As Bud becomes more verbal and develops a more conversational command of language, I am growing increasingly aware of just how literal-minded he is. For those who don't know him well, this literal-mindedness manifests in a way that seems remarkably wise-assish. This week, I had Bud at the office with me and a colleague approached him and said, "Bud, I like your shoes."

He replied, "That's not shoes; that's sandals."

Undaunted, she persisted. "So, Bud, are you still in school or is school over for the summer?"

He looked at her blankly and blinked.

A little more insistent now, she repeated, "Are you still in school, Bud?"

He looked around, bewildered, and replied, "No, I'm not in school. I'm in Mom's office." Silly woman!

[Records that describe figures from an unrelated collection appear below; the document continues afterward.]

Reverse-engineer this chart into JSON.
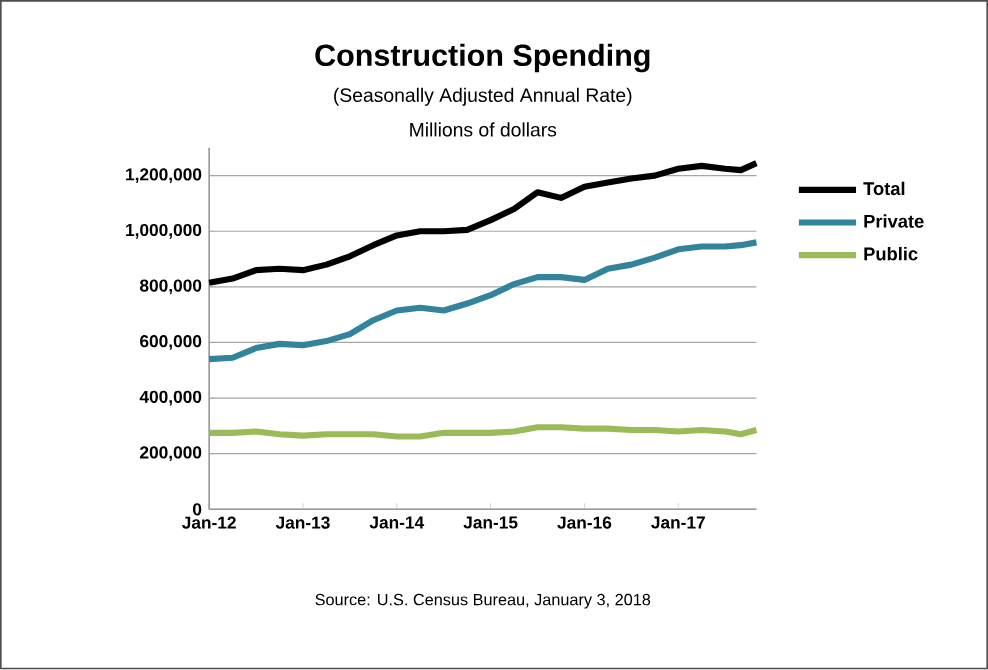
{
  "chart_data": {
    "type": "line",
    "title": "Construction Spending",
    "subtitle": "(Seasonally Adjusted Annual Rate)",
    "ylabel": "Millions  of dollars",
    "x": [
      "2012-01",
      "2012-04",
      "2012-07",
      "2012-10",
      "2013-01",
      "2013-04",
      "2013-07",
      "2013-10",
      "2014-01",
      "2014-04",
      "2014-07",
      "2014-10",
      "2015-01",
      "2015-04",
      "2015-07",
      "2015-10",
      "2016-01",
      "2016-04",
      "2016-07",
      "2016-10",
      "2017-01",
      "2017-04",
      "2017-07",
      "2017-09",
      "2017-11"
    ],
    "series": [
      {
        "name": "Total",
        "color": "#000000",
        "values": [
          815000,
          830000,
          860000,
          865000,
          860000,
          880000,
          910000,
          950000,
          985000,
          1000000,
          1000000,
          1005000,
          1040000,
          1080000,
          1140000,
          1120000,
          1160000,
          1175000,
          1190000,
          1200000,
          1225000,
          1235000,
          1225000,
          1220000,
          1245000
        ]
      },
      {
        "name": "Private",
        "color": "#31849b",
        "values": [
          540000,
          545000,
          580000,
          595000,
          590000,
          605000,
          630000,
          680000,
          715000,
          725000,
          715000,
          740000,
          770000,
          810000,
          835000,
          835000,
          825000,
          865000,
          880000,
          905000,
          935000,
          945000,
          945000,
          950000,
          960000
        ]
      },
      {
        "name": "Public",
        "color": "#9bbb59",
        "values": [
          275000,
          275000,
          280000,
          270000,
          265000,
          270000,
          270000,
          270000,
          262000,
          262000,
          275000,
          275000,
          275000,
          280000,
          295000,
          295000,
          290000,
          290000,
          285000,
          285000,
          280000,
          285000,
          280000,
          270000,
          285000
        ]
      }
    ],
    "xlim": [
      "2012-01",
      "2017-11"
    ],
    "xticks": [
      {
        "value": "2012-01",
        "label": "Jan-12"
      },
      {
        "value": "2013-01",
        "label": "Jan-13"
      },
      {
        "value": "2014-01",
        "label": "Jan-14"
      },
      {
        "value": "2015-01",
        "label": "Jan-15"
      },
      {
        "value": "2016-01",
        "label": "Jan-16"
      },
      {
        "value": "2017-01",
        "label": "Jan-17"
      }
    ],
    "ylim": [
      0,
      1300000
    ],
    "yticks": [
      {
        "value": 0,
        "label": "0"
      },
      {
        "value": 200000,
        "label": "200,000"
      },
      {
        "value": 400000,
        "label": "400,000"
      },
      {
        "value": 600000,
        "label": "600,000"
      },
      {
        "value": 800000,
        "label": "800,000"
      },
      {
        "value": 1000000,
        "label": "1,000,000"
      },
      {
        "value": 1200000,
        "label": "1,200,000"
      }
    ],
    "grid": "y",
    "legend": "right",
    "marker": "none",
    "line_style": "solid",
    "annotations": [
      "Source: U.S. Census Bureau, January 3, 2018"
    ]
  }
}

My favorite literal-moment laugh is from earlier in the week, when I stopped at the natural products store in town to buy some hair dye to cover over the grey roots that have begun peeking out. For obvious reasons (mainly that he'd want to "help"), I never color my hair when Bud is around. So when he asked what I was buying I told him it was something to "do my hair."

I could see him puzzling over what it was that I was going to do to my hair, then he asked "To dry your hair?"

"No, to color my hair."

"No!" he shrieked. "Don't color your hair! Keep it brown!"

I quickly agreed and the crisis was over... but what color do you suppose he was picturing?